Sunday, July 11, 2010

Remembering Woodstock

I have just started to read the book Remembering Woodstock and would like to extract some of the comments and points made as I make my way through the text. This book has some important reflections on the socio-cultural context of the 1960s and the music that was released at that time and so is likely to form some of the basis of the second chapter of my thesis. The second chapter I am about to write considers the social and musical context of political music from the 1960s to today in Australia and the United States.

The introduction of this text, written by editor Andy Bennett notes that two very important issues were relevant to the United States in the 1960s – the Civil Rights movement particularly around the mid 1960s and the anti-Vietnam War movement of that decade.

Bennett notes that the passing of the Civil Rights Bill by Kennedy in 1964 did little to alleviate the socio-economic conditions of African Americans in the United States . The rise of the Black Power Movement and later the Student Nonviolent Coordinating Committee (SNCC) were two important developments of the 1960s in this country. The music reflected the sentiments of this issue with songs such as James Brown ‘Say it Loud’ and Aretha Franklin’s ‘Respect’ just two examples of songs relevant to this movement. [pg xvii] Hendrix was also an important musician in this regard and was of course one of the few African Americans invited to perform at Woodstock and in doing so gave a world renowned rendition of the Star Spangled Banner [pg xviii].

With respect to the Vietnam War, Bennett writes:

A particularly prominent liaison between rock music and protest centred around the Vietnam War.
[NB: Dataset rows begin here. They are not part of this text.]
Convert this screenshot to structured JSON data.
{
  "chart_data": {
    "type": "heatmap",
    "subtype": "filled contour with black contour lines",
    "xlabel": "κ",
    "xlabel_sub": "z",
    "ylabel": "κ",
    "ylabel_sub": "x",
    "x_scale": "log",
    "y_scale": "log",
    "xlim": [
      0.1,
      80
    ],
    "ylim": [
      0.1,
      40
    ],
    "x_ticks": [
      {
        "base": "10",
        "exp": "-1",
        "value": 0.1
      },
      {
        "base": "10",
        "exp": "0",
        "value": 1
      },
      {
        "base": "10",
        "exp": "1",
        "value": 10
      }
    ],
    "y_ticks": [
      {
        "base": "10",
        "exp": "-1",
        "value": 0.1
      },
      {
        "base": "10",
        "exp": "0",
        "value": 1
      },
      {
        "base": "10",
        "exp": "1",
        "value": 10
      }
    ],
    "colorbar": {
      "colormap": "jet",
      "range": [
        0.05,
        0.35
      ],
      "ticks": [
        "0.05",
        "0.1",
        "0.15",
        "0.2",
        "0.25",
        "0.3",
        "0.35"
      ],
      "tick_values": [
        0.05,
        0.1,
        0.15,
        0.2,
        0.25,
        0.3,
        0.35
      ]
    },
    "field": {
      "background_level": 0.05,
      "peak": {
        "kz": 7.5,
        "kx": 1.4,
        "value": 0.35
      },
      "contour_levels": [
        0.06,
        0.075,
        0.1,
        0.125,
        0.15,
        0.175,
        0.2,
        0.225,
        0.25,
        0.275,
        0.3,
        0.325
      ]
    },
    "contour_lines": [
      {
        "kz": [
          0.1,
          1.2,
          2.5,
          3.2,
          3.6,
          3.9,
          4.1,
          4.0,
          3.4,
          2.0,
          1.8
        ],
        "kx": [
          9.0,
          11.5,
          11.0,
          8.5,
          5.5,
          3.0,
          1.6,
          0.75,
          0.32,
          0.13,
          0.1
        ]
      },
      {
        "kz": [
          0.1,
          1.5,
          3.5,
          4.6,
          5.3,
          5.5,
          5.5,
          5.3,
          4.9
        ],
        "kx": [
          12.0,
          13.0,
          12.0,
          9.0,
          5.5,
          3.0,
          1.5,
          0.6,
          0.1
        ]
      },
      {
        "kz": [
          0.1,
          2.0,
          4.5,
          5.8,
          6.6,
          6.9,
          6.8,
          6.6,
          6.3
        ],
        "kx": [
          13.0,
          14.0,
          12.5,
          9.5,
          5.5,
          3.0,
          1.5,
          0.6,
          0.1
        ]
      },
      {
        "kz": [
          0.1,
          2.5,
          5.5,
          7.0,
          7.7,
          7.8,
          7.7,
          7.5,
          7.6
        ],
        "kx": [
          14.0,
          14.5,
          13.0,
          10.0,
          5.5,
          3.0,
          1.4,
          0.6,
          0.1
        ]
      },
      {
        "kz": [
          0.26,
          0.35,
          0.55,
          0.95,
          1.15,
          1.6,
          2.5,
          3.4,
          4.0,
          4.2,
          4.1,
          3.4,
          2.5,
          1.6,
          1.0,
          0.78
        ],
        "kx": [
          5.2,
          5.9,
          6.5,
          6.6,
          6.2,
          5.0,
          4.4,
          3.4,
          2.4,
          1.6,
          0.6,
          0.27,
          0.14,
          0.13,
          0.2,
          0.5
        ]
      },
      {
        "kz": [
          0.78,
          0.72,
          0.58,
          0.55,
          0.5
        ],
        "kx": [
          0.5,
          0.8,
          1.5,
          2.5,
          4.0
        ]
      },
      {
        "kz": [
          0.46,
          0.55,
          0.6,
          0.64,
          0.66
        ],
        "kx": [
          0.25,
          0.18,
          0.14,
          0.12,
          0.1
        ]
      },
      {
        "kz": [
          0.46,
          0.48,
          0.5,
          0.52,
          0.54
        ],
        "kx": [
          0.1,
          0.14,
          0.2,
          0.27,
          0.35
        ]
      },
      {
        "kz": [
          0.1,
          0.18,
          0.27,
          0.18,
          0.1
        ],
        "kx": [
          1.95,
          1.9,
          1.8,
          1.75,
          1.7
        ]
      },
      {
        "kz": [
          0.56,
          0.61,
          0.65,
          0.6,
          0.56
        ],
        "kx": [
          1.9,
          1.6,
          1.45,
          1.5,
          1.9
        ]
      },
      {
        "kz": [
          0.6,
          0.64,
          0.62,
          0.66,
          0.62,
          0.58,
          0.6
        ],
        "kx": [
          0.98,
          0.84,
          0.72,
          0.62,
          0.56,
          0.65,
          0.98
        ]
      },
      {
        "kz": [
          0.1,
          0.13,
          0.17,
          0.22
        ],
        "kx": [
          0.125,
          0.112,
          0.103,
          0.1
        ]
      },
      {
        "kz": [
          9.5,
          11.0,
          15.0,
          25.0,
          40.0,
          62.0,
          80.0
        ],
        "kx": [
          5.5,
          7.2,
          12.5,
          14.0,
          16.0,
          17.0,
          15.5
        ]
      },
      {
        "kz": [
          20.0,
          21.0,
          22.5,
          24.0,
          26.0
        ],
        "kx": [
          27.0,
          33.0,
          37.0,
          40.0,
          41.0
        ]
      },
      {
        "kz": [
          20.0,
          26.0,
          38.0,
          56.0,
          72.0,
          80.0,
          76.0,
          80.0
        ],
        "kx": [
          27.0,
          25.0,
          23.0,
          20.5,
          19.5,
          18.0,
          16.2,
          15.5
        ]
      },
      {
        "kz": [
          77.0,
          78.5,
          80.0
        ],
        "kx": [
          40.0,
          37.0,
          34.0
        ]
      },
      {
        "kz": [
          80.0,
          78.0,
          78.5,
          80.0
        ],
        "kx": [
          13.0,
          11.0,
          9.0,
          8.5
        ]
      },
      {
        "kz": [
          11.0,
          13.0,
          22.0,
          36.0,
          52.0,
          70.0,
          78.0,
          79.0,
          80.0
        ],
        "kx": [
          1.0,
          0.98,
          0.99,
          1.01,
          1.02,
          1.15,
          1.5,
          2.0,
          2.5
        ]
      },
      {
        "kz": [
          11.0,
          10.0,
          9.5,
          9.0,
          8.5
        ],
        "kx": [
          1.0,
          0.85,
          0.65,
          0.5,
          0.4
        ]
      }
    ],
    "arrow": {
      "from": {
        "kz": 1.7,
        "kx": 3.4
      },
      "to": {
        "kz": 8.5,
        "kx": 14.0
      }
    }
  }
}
From the mid-1960s onwards a strong anti-Vietnam War movement put increasing pressure on the US government to end the war and withdraw from Vietnam. Anti-war demonstrations in the US... opposed the seemingly senseless nature of the Vietnam War. Which, it was argued, had ‘sunk into an apparently endless slough of mud and dead bodies’ (Snowman, 1968, p. 149). Similar concerns were expressed concerning what was deemed to the oppressive action of the US government and its over blocking of the self-determination of a small country in the interest of its own corporate concerns [pg xvi].

Bennett goes on to note that songs such as Country Joe MacDonald’s ‘I-Feel-Like-I’m-Fixin’-to-Die-Rag’ were effective in detailing the central concerns of that movement [pg xvi]. Indeed he states that:

[T]he lyrical content of popular music ... took on increasingly radical dimensions as the 1960s progressed. Songwriters and lyricists saw it as their artistic responsibility to respond directly to current social and political issues, which, during the mid-1960s were becoming increasingly turbulent [pg xv].

The socio-cultural events and issues of this time were readily apparent to and indeed a driving force behind the Woodstock Festival held 15 August to 18 August 1969 with an audience of some 450,000 people and a further 1.5million unable to get in [pg xiv].